Because the vendor chunk’s compiled bytes depend on more than just which packages are installed — they also depend on the internal numeric module IDs Webpack assigns during resolution. Adding, removing, or reordering any module anywhere in the graph, including in application code, can renumber modules resolved after that point. If a renumbered module lives inside the vendor cache group, its compiled reference table changes, and the chunk’s content hash changes with it, even though every dependency version is identical to the previous release.

Is moduleIds: ‘deterministic’ enough on its own, or do I also need runtimeChunk: ‘single’?

You need both for full stability. moduleIds: ‘deterministic’ stops module IDs from depending on resolution order, but Webpack’s bootstrap runtime — the chunk-to-URL manifest — still changes shape whenever any chunk is added or removed anywhere in the app. Without runtimeChunk: ‘single’ to extract that manifest into its own file, it stays inlined in an entry chunk and can still touch that entry’s hash on releases that add or remove an async route, independent of module ID stability.

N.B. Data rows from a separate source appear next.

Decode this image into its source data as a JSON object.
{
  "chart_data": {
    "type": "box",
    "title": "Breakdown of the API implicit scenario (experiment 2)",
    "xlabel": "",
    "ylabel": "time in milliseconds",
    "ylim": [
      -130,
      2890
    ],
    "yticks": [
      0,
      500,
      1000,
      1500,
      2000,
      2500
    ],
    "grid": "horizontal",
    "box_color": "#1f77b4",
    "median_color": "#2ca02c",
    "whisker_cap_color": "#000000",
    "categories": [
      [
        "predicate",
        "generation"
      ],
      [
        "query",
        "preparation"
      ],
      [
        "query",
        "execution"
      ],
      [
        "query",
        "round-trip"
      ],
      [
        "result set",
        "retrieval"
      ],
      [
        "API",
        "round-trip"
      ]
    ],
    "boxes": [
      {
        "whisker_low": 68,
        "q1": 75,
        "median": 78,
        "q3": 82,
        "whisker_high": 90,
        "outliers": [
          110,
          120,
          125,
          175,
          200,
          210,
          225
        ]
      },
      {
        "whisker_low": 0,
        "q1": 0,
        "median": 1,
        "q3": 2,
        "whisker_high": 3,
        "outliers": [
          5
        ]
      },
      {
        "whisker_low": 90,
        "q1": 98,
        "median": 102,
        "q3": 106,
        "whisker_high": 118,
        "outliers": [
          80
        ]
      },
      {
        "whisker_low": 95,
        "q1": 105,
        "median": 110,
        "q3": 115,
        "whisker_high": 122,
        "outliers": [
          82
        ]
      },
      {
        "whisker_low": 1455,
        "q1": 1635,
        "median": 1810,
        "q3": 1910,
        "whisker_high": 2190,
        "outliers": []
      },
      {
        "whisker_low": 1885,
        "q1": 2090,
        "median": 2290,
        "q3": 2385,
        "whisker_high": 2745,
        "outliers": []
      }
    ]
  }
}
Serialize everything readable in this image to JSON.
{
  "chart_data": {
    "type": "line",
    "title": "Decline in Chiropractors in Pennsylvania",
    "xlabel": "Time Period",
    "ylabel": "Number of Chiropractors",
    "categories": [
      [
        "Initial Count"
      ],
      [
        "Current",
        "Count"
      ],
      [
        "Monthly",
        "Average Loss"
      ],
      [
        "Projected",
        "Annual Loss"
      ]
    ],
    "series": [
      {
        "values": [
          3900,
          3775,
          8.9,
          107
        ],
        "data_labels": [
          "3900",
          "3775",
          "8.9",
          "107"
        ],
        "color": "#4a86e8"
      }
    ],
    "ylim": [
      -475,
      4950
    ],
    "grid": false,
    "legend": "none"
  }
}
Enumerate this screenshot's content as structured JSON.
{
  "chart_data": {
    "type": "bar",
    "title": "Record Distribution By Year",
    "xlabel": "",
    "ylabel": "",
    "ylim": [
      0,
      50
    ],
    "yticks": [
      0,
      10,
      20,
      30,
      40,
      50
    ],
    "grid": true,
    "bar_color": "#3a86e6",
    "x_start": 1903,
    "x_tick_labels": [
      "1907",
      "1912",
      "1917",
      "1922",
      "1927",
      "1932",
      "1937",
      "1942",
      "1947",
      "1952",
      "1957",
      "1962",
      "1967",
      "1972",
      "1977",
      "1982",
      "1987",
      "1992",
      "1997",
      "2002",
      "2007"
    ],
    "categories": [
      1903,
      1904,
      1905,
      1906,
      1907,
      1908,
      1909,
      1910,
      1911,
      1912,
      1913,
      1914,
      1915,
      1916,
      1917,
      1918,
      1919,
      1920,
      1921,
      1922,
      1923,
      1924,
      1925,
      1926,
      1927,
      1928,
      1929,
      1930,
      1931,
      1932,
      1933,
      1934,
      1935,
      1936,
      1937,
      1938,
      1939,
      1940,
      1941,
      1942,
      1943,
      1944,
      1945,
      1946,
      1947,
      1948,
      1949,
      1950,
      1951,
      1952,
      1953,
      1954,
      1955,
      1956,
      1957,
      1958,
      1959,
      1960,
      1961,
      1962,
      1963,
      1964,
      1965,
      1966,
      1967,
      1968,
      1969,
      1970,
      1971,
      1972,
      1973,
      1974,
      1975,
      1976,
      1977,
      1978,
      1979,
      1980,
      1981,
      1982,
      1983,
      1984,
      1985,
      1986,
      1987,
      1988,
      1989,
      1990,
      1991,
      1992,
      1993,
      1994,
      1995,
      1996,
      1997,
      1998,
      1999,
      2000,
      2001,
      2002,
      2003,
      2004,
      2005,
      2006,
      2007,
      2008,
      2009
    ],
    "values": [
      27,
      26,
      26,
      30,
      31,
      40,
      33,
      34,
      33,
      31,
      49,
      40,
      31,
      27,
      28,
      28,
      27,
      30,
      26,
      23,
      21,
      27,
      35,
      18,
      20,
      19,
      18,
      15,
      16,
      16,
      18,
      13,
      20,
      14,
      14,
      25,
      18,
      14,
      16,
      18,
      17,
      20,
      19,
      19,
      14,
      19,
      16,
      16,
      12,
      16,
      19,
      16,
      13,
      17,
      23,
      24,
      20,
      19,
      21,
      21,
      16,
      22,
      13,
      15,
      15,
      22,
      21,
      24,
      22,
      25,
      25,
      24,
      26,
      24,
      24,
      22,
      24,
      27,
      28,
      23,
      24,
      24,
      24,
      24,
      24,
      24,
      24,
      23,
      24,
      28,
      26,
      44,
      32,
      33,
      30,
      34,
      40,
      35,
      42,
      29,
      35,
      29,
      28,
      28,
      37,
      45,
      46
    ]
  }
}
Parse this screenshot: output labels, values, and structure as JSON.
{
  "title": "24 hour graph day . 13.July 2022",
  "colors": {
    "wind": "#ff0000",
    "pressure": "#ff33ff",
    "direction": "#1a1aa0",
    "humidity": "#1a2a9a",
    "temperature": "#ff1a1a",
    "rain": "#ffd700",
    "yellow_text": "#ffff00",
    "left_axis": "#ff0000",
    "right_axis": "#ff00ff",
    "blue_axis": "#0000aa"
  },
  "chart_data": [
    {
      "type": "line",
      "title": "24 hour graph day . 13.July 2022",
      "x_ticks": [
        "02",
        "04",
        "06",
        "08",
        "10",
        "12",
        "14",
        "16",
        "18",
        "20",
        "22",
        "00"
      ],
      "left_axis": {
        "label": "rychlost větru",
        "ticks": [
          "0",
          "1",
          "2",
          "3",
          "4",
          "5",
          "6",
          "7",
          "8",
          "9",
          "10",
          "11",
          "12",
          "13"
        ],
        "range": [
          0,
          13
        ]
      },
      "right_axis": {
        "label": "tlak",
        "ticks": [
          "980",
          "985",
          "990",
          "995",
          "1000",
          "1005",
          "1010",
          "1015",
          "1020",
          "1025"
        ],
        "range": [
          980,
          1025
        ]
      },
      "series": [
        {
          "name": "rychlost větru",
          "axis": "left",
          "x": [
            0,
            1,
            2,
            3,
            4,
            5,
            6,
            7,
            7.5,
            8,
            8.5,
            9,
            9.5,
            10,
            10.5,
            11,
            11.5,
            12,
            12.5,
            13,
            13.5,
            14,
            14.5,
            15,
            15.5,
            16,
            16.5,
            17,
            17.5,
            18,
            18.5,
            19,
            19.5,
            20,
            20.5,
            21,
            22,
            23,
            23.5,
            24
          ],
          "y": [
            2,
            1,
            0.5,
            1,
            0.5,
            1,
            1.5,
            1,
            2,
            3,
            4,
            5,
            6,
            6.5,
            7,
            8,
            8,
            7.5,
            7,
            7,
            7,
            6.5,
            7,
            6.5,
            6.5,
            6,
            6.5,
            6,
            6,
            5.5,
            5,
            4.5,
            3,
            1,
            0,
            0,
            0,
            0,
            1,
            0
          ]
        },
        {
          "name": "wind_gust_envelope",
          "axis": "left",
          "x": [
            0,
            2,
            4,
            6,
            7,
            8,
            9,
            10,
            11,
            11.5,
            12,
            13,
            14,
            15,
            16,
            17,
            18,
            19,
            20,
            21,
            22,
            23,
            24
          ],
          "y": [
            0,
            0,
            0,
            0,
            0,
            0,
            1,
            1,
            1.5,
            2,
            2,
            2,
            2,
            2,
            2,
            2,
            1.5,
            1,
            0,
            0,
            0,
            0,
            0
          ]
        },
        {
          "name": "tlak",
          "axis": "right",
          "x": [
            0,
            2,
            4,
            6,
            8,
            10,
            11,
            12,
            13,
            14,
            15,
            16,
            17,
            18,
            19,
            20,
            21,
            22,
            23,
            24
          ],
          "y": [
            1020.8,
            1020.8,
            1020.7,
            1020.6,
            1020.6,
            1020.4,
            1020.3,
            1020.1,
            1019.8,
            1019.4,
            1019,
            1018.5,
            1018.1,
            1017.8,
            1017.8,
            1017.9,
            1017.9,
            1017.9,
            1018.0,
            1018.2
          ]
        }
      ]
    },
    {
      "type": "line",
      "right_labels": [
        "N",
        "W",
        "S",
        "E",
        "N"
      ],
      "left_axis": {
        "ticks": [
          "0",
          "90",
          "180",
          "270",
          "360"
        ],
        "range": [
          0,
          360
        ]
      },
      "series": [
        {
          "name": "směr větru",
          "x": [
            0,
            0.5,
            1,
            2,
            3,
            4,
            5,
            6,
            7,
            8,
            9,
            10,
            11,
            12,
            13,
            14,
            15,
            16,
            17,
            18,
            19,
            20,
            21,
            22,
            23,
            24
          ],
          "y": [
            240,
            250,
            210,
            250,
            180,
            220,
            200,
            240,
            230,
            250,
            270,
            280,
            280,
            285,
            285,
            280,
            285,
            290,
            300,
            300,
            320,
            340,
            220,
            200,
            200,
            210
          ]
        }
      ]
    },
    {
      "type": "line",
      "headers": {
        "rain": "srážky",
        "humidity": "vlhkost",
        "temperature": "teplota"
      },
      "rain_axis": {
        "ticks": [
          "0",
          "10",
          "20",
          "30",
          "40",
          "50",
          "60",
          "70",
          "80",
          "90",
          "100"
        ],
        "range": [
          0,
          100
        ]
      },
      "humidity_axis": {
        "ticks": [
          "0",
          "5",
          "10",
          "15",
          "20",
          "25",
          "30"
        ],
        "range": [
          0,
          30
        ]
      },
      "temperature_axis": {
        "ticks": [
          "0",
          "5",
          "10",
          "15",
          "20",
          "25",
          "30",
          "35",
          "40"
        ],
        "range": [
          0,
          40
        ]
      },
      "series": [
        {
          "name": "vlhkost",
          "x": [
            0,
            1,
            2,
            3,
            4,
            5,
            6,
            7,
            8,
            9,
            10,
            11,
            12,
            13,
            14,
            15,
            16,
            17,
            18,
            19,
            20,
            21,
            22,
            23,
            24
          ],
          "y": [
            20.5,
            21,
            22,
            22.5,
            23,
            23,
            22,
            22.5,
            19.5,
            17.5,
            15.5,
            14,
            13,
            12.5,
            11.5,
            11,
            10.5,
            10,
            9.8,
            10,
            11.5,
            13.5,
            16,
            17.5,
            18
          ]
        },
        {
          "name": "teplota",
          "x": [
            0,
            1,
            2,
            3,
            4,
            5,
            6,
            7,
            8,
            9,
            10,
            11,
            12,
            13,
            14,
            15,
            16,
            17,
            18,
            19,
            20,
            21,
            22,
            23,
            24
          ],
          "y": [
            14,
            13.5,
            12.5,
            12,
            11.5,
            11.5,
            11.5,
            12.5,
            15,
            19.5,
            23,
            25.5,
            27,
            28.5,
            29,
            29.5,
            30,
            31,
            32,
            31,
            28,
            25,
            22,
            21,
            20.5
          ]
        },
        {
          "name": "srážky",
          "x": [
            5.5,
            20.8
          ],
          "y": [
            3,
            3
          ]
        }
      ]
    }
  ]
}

Can this happen on Vite even without any Webpack-style module IDs?

Yes, but through a different mechanism. Rollup doesn’t assign the sequential numeric IDs that cause Webpack’s version of this bug; instead, its automatic chunking heuristic can promote or demote a shared dependency into a different chunk once the number of chunks that import it crosses an internal threshold — often triggered by adding a new lazy route elsewhere in the app. The fix is the same in spirit: replace automatic assignment with an explicit, pinned manualChunks mapping so chunk membership can’t shift on its own.

How do I know the fix actually worked in production, not just locally?

Ship a deploy that changes only application code, then check two things: the vendor chunk’s filename in the deployed build manifest should be byte-identical to the previous release, and your CDN’s cache-hit-ratio dashboard for the vendor asset path should climb toward 90% or higher over the next several releases. A single unchanged filename after one deploy is a good sign; a sustained high hit ratio across multiple releases is the real confirmation.